Hung Hom station is the southern terminus of the Kowloon Canton Railway, which also makes it the final destination of the ‘Intercity Through Trains’ which link Hong Kong to China.

China Railways electric locomotive SS8 0141 leads a consist of type 25T carriages

The majority of these services are made up of a single locomotive hauling a rake of carriages behind, which requires the locomotive to be moved to the other end of the train for the return journey.

Unlike most railway stations that provided a headshunt and run-around loop to enable this movement, the Hung Hom station site is very constrained, resulting in a series of dead end platforms with no additional tracks between them.

Hung Hom station track diagram

To work around the space constraints, when the current station opened in 1975 a traverser was installed to move locomotives sideways between adjacent tracks, releasing them from behind the carriages sitting in the platforms.

A turntable was also installed in the station yard to enable single ended locomotives to be turned around, placing the drivers cab facing the direction of travel.

This photo from the 1970s shows the turntable was located to the east of the locomotive shed near the ferry pier, with it remaining in place until at least 2008, as this photo of KCR locomotive #53 shows. With the introduction of locomotives with a cab at each end on most trains, the turntable was removed and today the site is occupied by the ‘Metropolis’ development.

As for the traverser, it is still in use today, though shortened to only serve platforms 5 through 7. Platforms 1 through 4 were modified back in 2004 when the East Rail line was extended south to East Tsim Sha Tsui Station, which converted platforms 2 and 3 into through platform.

Viewing the traverser is difficult, due to the high steel fence separating the secured international platforms from those used by normal MTR services.

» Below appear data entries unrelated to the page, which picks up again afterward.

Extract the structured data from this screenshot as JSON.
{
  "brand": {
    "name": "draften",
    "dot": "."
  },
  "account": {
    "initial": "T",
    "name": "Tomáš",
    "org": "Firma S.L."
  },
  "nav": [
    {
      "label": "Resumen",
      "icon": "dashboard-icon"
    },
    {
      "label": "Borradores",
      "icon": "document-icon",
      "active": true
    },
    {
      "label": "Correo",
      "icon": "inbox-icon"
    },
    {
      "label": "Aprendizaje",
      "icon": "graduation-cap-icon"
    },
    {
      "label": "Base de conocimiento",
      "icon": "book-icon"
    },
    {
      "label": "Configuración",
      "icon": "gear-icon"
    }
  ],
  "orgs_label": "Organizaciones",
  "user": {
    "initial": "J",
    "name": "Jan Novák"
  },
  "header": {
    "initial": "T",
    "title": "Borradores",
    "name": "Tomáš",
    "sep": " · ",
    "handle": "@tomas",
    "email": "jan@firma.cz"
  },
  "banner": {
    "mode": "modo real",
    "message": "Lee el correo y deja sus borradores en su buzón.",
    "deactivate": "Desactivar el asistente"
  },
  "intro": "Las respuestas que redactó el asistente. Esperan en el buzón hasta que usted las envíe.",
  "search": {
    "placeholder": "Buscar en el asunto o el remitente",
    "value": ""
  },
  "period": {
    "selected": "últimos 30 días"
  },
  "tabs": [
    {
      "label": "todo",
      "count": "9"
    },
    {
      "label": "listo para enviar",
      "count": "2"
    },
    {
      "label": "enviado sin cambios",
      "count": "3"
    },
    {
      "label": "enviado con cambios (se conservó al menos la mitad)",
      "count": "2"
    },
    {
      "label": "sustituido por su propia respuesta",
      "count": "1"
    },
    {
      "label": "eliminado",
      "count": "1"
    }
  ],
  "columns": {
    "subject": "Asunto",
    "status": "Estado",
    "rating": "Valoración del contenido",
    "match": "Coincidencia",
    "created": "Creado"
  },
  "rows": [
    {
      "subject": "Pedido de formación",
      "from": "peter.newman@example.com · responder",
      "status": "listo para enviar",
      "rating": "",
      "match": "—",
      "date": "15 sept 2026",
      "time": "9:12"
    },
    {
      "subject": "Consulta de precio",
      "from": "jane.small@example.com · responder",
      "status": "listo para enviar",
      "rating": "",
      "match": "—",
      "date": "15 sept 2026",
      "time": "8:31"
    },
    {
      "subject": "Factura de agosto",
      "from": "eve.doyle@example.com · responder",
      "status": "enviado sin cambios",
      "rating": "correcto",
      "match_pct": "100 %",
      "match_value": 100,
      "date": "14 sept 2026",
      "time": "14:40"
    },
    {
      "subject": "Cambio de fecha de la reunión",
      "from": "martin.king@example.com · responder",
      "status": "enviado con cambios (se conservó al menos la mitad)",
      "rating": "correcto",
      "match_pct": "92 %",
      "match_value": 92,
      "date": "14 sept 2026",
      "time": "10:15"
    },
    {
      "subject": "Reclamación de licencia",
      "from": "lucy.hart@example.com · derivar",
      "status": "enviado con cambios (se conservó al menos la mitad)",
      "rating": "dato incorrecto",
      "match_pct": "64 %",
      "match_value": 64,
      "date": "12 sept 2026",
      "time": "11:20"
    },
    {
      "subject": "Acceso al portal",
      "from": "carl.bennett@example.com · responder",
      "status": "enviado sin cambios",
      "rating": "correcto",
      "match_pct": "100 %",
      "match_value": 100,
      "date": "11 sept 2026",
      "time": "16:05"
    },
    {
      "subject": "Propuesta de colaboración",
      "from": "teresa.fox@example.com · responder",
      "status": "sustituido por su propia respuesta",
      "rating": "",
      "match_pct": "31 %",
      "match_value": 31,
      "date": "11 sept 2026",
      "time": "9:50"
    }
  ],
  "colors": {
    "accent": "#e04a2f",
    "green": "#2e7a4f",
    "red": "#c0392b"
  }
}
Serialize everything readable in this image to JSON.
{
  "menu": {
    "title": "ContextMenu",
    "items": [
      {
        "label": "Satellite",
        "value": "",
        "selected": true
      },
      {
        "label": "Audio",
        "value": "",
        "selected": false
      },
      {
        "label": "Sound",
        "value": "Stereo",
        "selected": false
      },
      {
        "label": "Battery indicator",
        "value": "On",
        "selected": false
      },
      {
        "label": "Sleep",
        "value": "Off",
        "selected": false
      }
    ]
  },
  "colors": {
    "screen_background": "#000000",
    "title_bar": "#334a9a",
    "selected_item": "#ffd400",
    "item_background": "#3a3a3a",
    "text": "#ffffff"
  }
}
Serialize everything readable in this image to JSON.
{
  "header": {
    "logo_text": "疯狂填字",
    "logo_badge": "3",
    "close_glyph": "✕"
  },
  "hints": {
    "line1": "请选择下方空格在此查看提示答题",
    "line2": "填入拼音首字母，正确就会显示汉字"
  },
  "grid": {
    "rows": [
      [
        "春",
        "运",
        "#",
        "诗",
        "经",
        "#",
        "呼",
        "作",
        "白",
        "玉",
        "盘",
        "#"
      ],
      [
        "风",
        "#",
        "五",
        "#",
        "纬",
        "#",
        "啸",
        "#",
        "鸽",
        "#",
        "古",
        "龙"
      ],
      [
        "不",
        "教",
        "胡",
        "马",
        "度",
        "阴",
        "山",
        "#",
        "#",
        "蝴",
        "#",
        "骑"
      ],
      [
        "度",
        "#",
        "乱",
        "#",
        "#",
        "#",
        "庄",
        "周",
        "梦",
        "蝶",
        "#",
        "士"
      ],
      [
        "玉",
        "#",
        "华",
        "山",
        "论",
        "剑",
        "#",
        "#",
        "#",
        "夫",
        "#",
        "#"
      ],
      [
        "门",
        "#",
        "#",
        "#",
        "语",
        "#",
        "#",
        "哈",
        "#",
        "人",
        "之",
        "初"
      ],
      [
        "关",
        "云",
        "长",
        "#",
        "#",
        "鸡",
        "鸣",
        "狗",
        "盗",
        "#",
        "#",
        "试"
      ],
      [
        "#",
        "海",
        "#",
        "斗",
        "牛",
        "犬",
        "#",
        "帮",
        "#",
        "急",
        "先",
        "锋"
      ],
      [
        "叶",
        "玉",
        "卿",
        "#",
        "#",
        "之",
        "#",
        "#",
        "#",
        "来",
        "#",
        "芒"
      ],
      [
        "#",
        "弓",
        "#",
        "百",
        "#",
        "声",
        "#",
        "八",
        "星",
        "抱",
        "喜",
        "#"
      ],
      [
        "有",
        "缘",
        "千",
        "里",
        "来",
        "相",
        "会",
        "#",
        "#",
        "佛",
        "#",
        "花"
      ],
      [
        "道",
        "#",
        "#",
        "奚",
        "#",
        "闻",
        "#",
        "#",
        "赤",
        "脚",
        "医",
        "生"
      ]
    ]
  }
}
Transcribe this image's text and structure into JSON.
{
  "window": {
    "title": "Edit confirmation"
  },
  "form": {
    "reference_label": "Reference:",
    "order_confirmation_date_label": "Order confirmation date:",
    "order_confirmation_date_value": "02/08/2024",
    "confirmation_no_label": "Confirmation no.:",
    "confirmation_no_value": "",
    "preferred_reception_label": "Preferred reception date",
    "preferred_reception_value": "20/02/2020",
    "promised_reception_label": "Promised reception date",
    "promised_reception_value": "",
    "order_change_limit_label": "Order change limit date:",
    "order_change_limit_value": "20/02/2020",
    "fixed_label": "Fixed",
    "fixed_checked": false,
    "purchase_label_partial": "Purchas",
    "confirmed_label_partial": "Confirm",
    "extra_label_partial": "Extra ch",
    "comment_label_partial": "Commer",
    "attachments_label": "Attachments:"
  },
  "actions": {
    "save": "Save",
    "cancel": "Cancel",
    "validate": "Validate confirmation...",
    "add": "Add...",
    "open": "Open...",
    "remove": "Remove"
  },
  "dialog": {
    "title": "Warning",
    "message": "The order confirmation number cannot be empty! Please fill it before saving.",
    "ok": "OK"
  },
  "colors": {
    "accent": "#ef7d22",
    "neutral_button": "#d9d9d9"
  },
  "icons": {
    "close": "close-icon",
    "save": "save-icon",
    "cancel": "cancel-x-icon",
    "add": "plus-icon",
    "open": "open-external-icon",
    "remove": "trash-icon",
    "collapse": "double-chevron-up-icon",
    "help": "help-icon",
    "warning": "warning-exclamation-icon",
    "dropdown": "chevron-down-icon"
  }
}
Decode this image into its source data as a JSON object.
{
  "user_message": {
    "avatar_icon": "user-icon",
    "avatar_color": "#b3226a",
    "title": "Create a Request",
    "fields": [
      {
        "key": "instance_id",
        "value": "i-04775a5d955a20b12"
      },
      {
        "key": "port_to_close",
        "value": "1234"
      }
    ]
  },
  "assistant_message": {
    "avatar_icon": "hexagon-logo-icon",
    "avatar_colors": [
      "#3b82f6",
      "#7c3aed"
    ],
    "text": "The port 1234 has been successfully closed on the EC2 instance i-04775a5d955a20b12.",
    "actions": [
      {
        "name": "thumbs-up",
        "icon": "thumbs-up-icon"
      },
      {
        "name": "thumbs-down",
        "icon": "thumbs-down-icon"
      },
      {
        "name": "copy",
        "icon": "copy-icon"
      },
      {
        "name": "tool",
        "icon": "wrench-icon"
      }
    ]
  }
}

However from the south end of platform 4, the end of traverser can just be seen – here a China Railways SS8 electric locomotive is being moved sideways from the end of platform 5.

This photo by Steve McEvoy shows the traverser itself, viewed from inside the operating pit that it moves along.

Traverser at Hung Hom station (Steve McEvoy photo)

Above photo by Steve McEvoy

KCR staff nicknamed the traverser Deep Fried Crab (油炸蟹) with the name coming from its resemblance to the food item: the traverser deck being the shell, and the wheels being the crab legs.

Train terms

  • Traversers are a bridge that move sideways, transporting a rail vehicle sideways from one track to another.
  • Turntables spin around on the spot, allowing a locomotive to be turned around, or placed onto a track leading on an angle.
  • Run around loops allow a locomotive to move around a set of carriages, and then couple up to the other end.